Fairfax is working on clarifying its public image. "We need to improve what people think we do," Adams said. "People think we only treat children, but in fact we treat a wide range of adults." Adams went on to say how Fairfax is not only committed to helping the indigent, but also in helping the affluent: "We've always served people with lesser resources, but we also need for people to know that we want to make people who aren't poor also feel comfortable." Fairfax is in the process of renovation and expansion.

Both public and private psychiatric hospitals are badly needed. "Due to Washington state's grossly inadequate funding of the public mental health system, a crisis of inpatient mental health treatment capacity has existed for several years," stated the WSHA last January. The association also said that 150 beds at Western State Hospital and 30 beds at Eastern State Hospital were cut because of inadequate hospital payments, forcing community hospitals to close or downsize their mental health units.

This bed shortage is also affecting Washington's children, leaving Fairfax one of the only resources left for young people suffering from severe psychiatric disorders. The Public Consulting Group (PCG) documented in 2005 reported "significant strains on inpatient and residential services for youth with mental illness as well as inadequate community based alternatives." Funding issues threaten the closure of inpatient beds all around the state, including those in Children's Long Term Inpatient Placement Administration (CLIP): "Community-based care for children and adolescents... is very much needed," the group reported.
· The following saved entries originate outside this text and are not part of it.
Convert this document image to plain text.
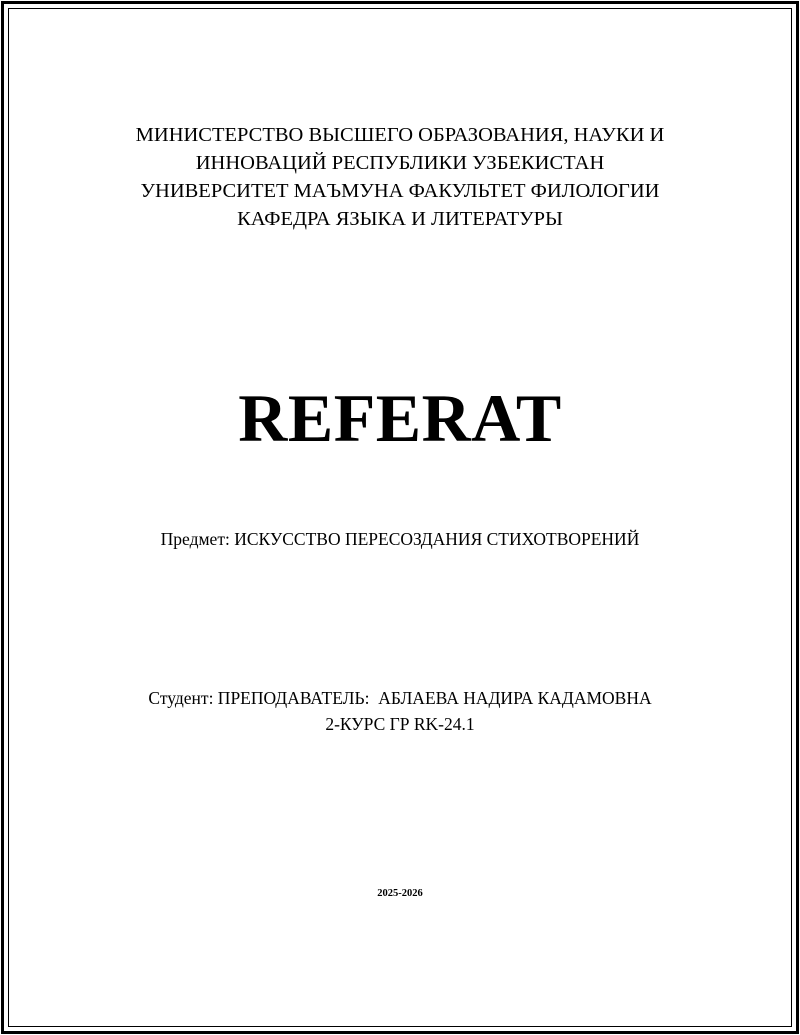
МИНИСТЕРСТВО ВЫСШЕГО ОБРАЗОВАНИЯ, НАУКИ И
ИННОВАЦИЙ РЕСПУБЛИКИ УЗБЕКИСТАН
УНИВЕРСИТЕТ МАЪМУНА ФАКУЛЬТЕТ ФИЛОЛОГИИ
КАФЕДРА ЯЗЫКА И ЛИТЕРАТУРЫ
REFERAT
Предмет: ИСКУССТВО ПЕРЕСОЗДАНИЯ СТИХОТВОРЕНИЙ
Студент: ПРЕПОДАВАТЕЛЬ:  АБЛАЕВА НАДИРА КАДАМОВНА
2-КУРС ГР RK-24.1
2025-2026
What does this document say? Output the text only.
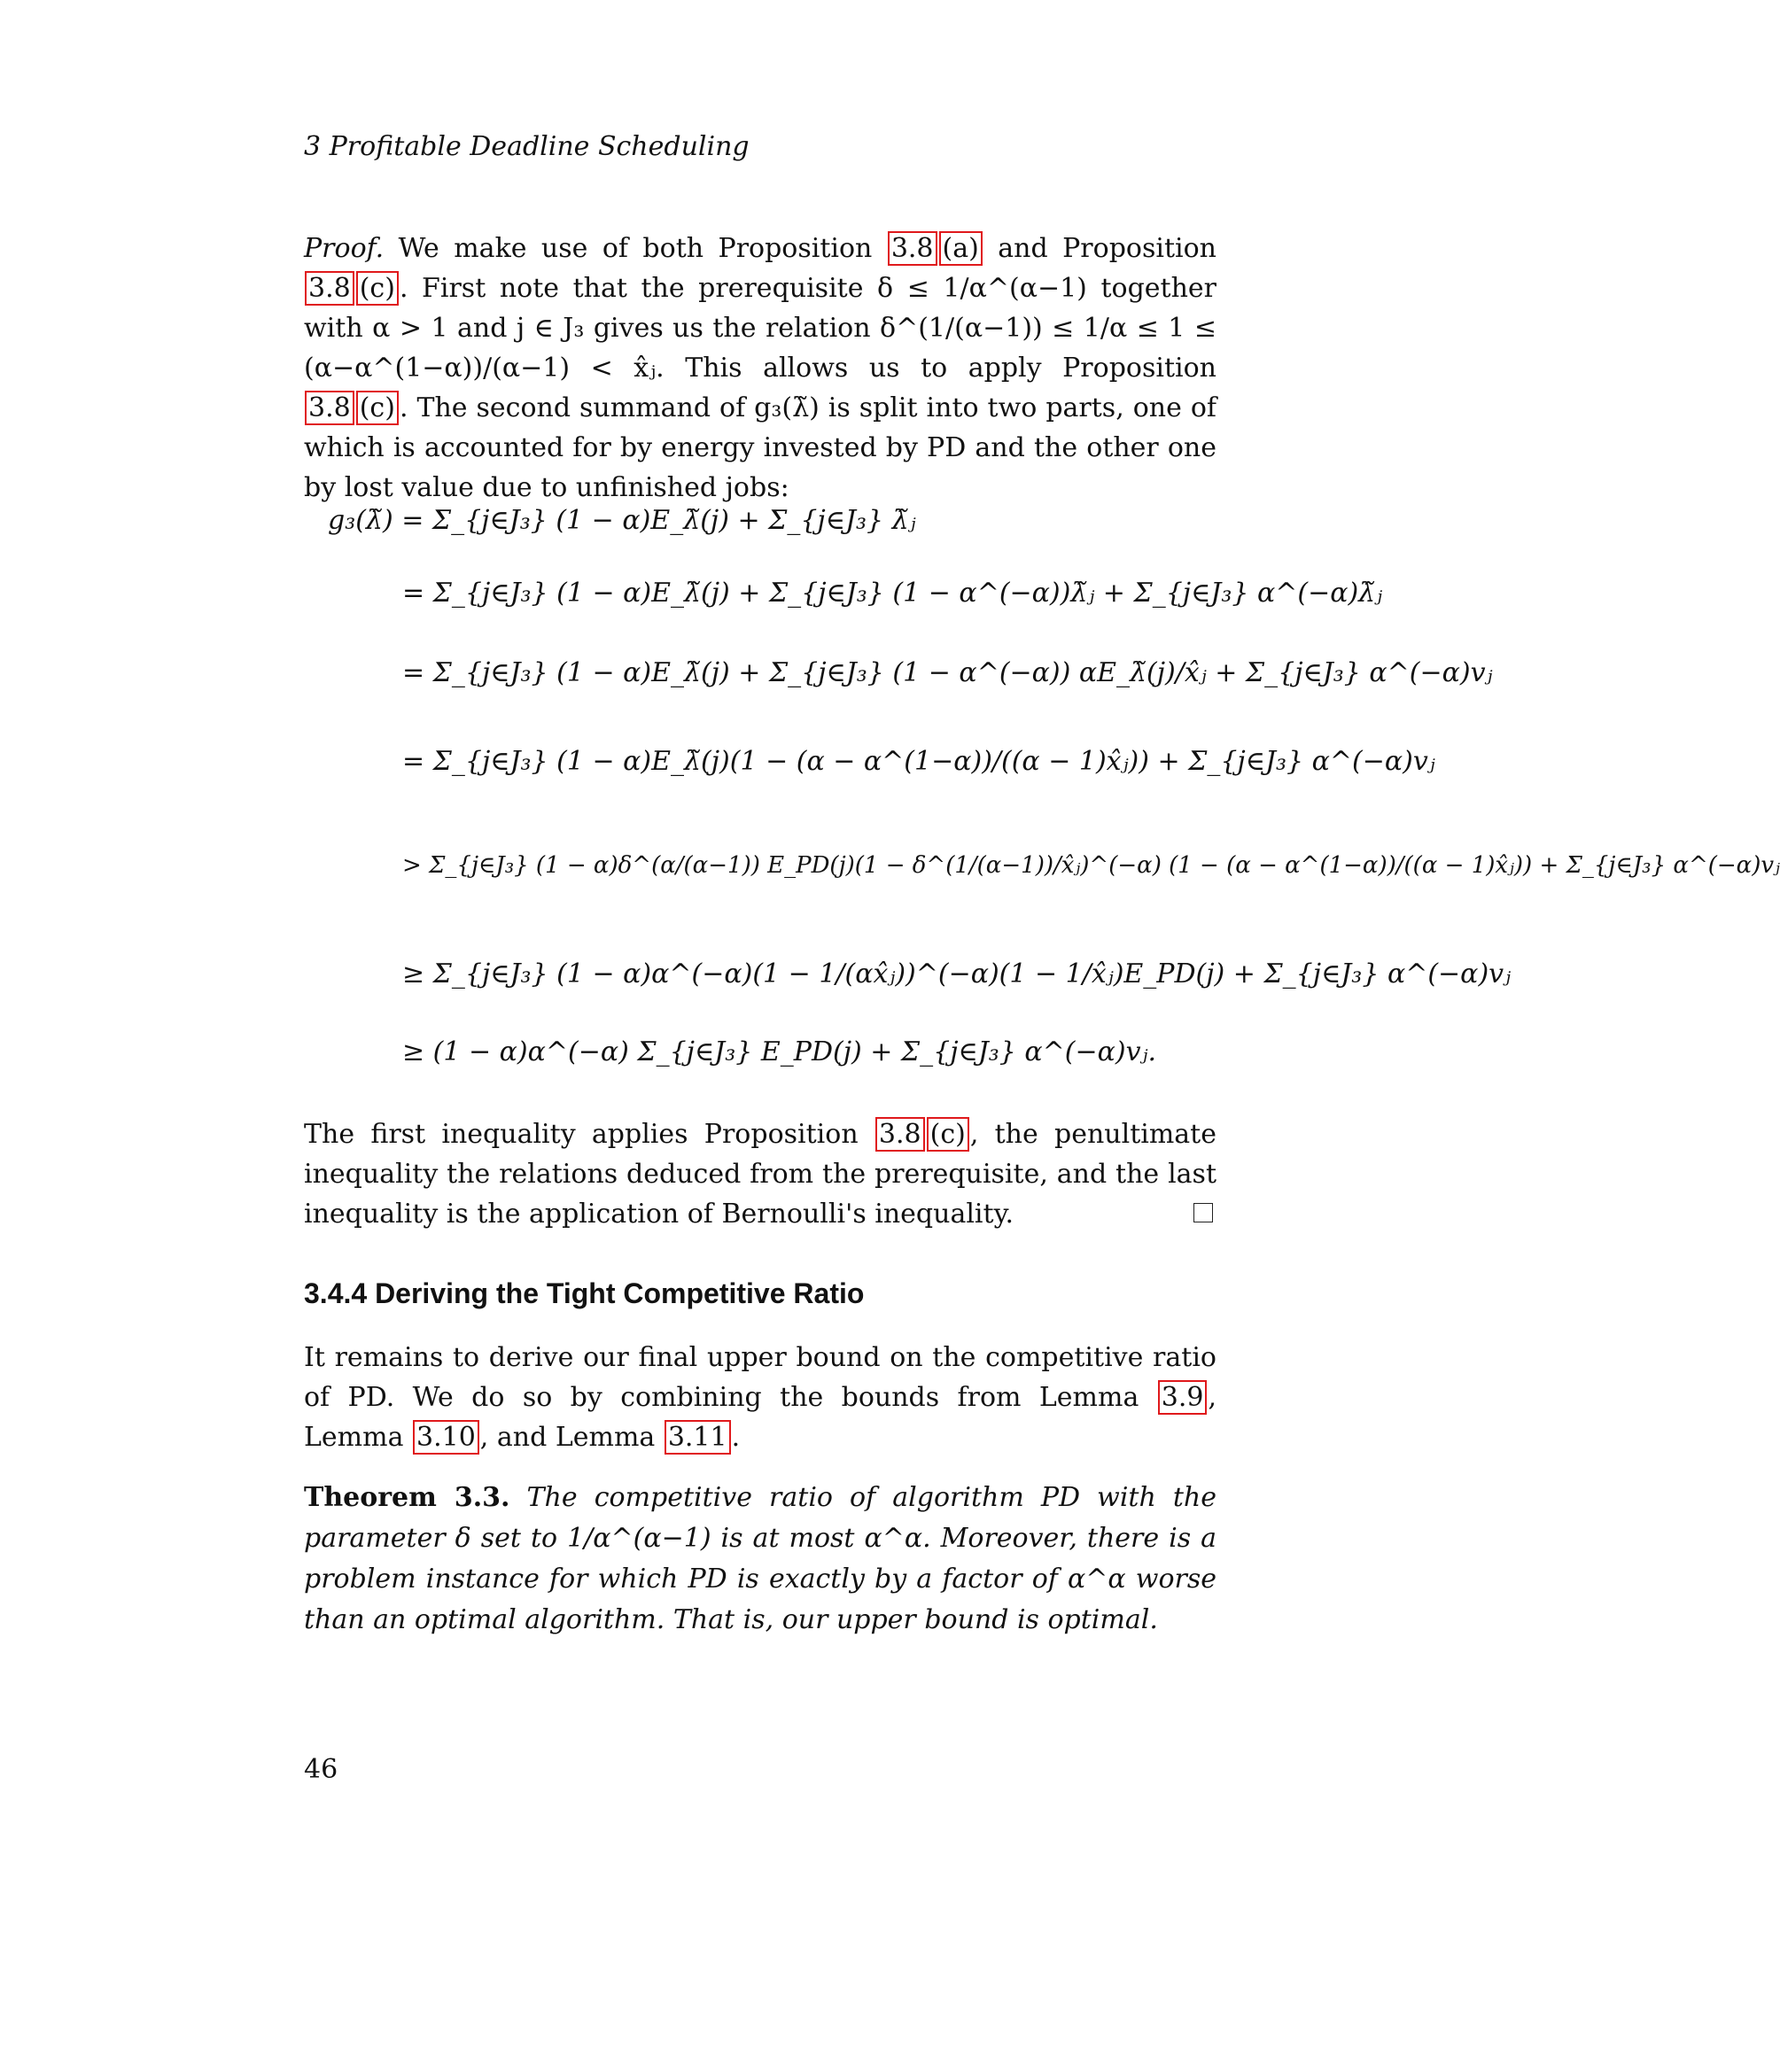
3 Profitable Deadline Scheduling
Proof. We make use of both Proposition 3.8 (a) and Proposition 3.8 (c) . First note that the prerequisite δ ≤ 1/α^(α−1) together with α > 1 and j ∈ J₃ gives us the relation δ^(1/(α−1)) ≤ 1/α ≤ 1 ≤ (α−α^(1−α))/(α−1) < x̂ⱼ. This allows us to apply Proposition 3.8 (c) . The second summand of g₃(λ̃) is split into two parts, one of which is accounted for by energy invested by PD and the other one by lost value due to unfinished jobs:
g₃(λ̃) = Σ_{j∈J₃} (1 − α)E_λ̃(j) + Σ_{j∈J₃} λ̃ⱼ
= Σ_{j∈J₃} (1 − α)E_λ̃(j) + Σ_{j∈J₃} (1 − α^(−α))λ̃ⱼ + Σ_{j∈J₃} α^(−α)λ̃ⱼ
= Σ_{j∈J₃} (1 − α)E_λ̃(j) + Σ_{j∈J₃} (1 − α^(−α)) αE_λ̃(j)/x̂ⱼ + Σ_{j∈J₃} α^(−α)vⱼ
= Σ_{j∈J₃} (1 − α)E_λ̃(j)(1 − (α − α^(1−α))/((α − 1)x̂ⱼ)) + Σ_{j∈J₃} α^(−α)vⱼ
> Σ_{j∈J₃} (1 − α)δ^(α/(α−1)) E_PD(j)(1 − δ^(1/(α−1))/x̂ⱼ)^(−α) (1 − (α − α^(1−α))/((α − 1)x̂ⱼ)) + Σ_{j∈J₃} α^(−α)vⱼ
≥ Σ_{j∈J₃} (1 − α)α^(−α)(1 − 1/(αx̂ⱼ))^(−α)(1 − 1/x̂ⱼ)E_PD(j) + Σ_{j∈J₃} α^(−α)vⱼ
≥ (1 − α)α^(−α) Σ_{j∈J₃} E_PD(j) + Σ_{j∈J₃} α^(−α)vⱼ.
The first inequality applies Proposition 3.8 (c) , the penultimate inequality the relations deduced from the prerequisite, and the last inequality is the application of Bernoulli's inequality.
3.4.4 Deriving the Tight Competitive Ratio
It remains to derive our final upper bound on the competitive ratio of PD. We do so by combining the bounds from Lemma 3.9 , Lemma 3.10 , and Lemma 3.11 .
Theorem 3.3. The competitive ratio of algorithm PD with the parameter δ set to 1/α^(α−1) is at most α^α. Moreover, there is a problem instance for which PD is exactly by a factor of α^α worse than an optimal algorithm. That is, our upper bound is optimal.
46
This mental health crisis, furthermore, is not only happening in Washington. According to the National Association of State Mental Health Program Directors Research Institute Inc., "Nearly half the states are reorganizing their state hospitals, including downsizing, reconfiguring, closing and/or consolidating." This means that there is now an acute psychiatric bed shortage across the nation - which increases waiting lists, overcrowds hospitals and creates backlogs in emergency rooms. "States are having to undertake a variety of activities and expenditures to address these problems," the Institute said.

Overall, Fairfax Hospital is an extremely valuable asset to the state. "Everyone there is dedicated to mental health patients," Sauer said. "They take patients who are voluntary and involuntary, they take a lot of low-income patients, and most of all, they are providing quality care."

Gwen Davis is a freshman in the honors program at the University of Washington and is planning on majoring in journalism.